Она поднесла свечу к лицу врача, желая посмотреть, нет ли на нем признаков безумия или лихорадки.

— Но, доктор, сейчас… — нерешительно произнесла женщина.

— Да, сейчас глубокая ночь. Если точнее, до рассвета, как показывают мои часы, осталось два часа. Я знаю это не хуже других и лучше многих. И я прекрасно знаю, что мне следует делать. Вы согласны?
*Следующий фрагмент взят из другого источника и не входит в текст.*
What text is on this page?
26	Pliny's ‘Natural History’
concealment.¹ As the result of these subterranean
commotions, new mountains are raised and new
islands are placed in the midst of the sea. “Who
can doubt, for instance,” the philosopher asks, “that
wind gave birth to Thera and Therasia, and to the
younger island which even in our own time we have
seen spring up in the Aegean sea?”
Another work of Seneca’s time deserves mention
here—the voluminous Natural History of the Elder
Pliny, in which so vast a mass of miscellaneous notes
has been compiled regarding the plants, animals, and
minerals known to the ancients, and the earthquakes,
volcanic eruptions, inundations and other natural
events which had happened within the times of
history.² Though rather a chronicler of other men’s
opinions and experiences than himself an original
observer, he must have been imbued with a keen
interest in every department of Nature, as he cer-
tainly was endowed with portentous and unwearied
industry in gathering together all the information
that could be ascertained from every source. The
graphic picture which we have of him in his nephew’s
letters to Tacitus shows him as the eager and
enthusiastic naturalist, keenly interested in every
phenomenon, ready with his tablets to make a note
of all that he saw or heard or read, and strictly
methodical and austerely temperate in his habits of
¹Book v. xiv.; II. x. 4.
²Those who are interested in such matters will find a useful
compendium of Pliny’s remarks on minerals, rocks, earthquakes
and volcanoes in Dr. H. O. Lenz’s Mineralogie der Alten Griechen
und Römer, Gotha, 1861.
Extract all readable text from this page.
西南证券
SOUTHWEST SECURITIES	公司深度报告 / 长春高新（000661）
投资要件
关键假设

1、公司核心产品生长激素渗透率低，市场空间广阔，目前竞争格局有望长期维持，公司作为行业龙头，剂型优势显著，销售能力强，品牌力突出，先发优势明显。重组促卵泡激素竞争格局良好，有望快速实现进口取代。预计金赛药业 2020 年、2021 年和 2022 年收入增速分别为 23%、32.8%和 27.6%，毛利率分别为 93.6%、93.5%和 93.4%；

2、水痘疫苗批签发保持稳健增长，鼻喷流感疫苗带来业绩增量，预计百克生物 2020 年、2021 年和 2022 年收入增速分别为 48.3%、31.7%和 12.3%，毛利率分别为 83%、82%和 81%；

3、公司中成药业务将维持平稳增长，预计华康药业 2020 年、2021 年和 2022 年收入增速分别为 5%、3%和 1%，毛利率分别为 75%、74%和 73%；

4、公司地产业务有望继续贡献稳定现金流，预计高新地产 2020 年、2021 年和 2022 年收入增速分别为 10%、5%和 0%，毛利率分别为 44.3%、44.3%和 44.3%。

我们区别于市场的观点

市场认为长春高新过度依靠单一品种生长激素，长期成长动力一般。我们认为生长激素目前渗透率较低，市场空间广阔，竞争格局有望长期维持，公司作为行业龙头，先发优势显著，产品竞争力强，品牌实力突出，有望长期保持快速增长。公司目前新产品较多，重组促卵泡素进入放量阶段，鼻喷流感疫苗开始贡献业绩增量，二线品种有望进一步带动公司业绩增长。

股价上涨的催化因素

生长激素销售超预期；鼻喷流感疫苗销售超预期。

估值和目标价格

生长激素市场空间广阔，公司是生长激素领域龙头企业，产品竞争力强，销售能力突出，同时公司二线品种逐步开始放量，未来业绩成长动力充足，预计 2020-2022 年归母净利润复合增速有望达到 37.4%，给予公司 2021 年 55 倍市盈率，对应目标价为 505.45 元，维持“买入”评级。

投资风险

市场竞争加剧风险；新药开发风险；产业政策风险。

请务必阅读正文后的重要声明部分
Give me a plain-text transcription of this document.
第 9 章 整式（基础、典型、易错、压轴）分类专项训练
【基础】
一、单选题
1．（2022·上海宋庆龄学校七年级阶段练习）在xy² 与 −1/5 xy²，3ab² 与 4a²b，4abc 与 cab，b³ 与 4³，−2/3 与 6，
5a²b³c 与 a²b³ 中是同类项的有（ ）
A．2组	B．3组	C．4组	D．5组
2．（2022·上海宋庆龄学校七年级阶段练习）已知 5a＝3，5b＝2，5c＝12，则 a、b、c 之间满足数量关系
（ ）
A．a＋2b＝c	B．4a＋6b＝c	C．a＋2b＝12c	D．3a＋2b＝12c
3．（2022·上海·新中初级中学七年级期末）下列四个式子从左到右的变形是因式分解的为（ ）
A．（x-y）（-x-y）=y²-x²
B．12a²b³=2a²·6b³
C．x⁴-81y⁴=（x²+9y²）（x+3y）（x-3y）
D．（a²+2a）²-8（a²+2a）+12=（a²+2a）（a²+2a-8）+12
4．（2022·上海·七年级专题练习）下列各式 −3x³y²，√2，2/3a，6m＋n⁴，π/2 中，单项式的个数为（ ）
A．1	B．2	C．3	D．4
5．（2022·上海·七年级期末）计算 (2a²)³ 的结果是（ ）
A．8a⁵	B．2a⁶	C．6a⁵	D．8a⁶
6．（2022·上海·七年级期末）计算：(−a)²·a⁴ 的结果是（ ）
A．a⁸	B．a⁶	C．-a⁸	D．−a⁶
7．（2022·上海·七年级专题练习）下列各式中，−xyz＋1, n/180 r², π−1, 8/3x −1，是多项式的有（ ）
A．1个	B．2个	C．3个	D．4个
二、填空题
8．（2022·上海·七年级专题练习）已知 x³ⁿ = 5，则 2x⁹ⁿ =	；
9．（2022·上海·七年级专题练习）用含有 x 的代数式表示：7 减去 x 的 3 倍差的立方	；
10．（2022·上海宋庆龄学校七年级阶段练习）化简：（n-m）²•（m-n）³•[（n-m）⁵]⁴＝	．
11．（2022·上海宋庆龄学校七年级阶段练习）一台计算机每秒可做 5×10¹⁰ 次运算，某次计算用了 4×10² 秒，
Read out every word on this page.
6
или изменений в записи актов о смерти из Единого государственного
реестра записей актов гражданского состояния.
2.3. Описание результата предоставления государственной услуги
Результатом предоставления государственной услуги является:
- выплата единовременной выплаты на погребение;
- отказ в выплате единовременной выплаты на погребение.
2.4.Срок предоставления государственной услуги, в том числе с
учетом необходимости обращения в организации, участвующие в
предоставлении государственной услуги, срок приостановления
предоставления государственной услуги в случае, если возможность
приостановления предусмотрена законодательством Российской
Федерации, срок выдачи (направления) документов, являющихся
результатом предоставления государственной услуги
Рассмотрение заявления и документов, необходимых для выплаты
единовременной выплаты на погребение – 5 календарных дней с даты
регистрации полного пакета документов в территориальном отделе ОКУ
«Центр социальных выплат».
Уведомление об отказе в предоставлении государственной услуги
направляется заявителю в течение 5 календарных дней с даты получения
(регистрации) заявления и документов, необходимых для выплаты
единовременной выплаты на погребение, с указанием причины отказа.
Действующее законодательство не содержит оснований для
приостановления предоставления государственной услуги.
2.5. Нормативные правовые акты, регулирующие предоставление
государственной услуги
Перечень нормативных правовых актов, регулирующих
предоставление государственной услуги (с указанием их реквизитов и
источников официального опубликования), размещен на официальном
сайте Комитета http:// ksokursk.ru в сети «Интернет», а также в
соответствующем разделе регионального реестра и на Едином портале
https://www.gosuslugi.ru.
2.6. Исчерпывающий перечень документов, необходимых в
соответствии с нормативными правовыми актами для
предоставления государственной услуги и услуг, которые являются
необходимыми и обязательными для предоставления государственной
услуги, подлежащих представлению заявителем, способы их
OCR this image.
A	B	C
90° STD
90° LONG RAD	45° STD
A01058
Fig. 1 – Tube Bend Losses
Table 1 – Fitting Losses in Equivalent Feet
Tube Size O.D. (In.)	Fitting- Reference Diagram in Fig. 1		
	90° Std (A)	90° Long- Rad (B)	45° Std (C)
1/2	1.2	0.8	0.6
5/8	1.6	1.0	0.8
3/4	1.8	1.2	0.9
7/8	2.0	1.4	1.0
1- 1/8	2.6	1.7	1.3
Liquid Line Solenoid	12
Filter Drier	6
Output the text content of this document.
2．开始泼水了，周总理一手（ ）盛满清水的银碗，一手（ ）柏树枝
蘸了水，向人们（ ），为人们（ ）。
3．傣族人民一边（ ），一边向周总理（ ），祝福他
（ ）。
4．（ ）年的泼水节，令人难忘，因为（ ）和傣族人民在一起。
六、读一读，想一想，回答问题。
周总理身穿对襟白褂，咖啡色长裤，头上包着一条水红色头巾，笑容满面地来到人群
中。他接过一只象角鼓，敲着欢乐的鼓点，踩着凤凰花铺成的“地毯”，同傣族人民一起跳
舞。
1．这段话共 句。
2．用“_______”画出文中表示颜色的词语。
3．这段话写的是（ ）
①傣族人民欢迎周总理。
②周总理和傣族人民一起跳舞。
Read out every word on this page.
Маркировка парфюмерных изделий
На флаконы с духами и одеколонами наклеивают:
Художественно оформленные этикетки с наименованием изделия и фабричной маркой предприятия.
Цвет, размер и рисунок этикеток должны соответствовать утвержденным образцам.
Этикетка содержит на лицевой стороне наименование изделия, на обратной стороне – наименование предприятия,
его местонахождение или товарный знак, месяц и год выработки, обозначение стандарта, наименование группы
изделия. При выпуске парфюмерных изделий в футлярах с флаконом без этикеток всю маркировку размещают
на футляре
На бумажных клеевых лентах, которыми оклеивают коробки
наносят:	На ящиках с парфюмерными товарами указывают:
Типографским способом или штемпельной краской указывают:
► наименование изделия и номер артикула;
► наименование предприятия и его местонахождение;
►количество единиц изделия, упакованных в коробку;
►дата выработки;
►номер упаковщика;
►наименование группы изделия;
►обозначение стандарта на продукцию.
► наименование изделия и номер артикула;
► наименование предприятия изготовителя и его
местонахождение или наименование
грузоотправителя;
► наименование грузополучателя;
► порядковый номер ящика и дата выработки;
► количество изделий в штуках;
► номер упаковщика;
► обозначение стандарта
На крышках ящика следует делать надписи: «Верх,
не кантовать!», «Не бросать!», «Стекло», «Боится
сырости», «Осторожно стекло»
— Конечно, господин! Но что вы хотите… то есть…

— Соберите мне хлеба и мяса, чтобы я мог поесть в дороге. Но сначала разбудите Гарри и велите приготовить мою лошадь к путешествию. Больше никто не нужен. Я не хочу никого видеть.

— Но… Но куда же вы отправляетесь, господин?

— Вам нет нужды знать, моя дорогая. Пойду уложу вещи. Я оставлю письмо для лорда Найнора, смотрителя замка: сообщу ему, как найти Окроса в Академии. Вы также отправляйте к Окросу всех, кто будет искать меня, если у них срочная нужда.

Чавен почесал в затылке, размышляя.

— Еще мне понадобится теплый дорожный плащ. Говорят, будет холодно, может пойти снег, — добавил он.

— Но… Но, доктор, а как же королева и ее ребенок?

— Стыдитесь, женщина! — возмутился Чавен. — Неужели я без вас не знаю своих обязанностей?

Домоправительница отпрянула и прижалась спиной к косяку.

Чавену стало неловко.

— Простите, госпожа Дженникин, но я уже подумал обо всем. Я дам подробные указания Найнору. Не волнуйтесь о королеве. У нее все хорошо. К тому же от нее не отходит повитуха. — Он громко вздохнул. — Прошу вас, уберите свечу от моего лица, не то спалите мне волосы.

— Прошу прощения, господин.

— Разбудите Гарри. Он медлителен, как застывшая патока, а мне срочно нужна лошадь. — Было видно, что домоправительница хотела еще что-то спросить, но не решалась. Чавен снова вздохнул: — Что еще?

— Вы вернетесь ко Дню всех сирот? Мясник обещал мне отличную свинину.

Он опять чуть не раскричался, но ведь такова ее работа. Для нее это важный вопрос, да и для Чавена подобные вещи всегда были небезразличны. Он обожал жареную свинину. Но что поделаешь, сейчас необычное время. Не исключено, что это последний День всех сирот… Нельзя испортить его.

— Я уверен, что вернусь до праздника, даже до Певческой ночи, если боги не решат иначе. Не беспокойтесь о свинине, госпожа Дженникин. Я уверен: вы, как всегда, великолепно ее приготовите и порадуете меня.

Женщина немного успокоилась, словно жизнь уже не казалась ей безумной. Чавен этому обрадовался: хоть кому-то стало легче.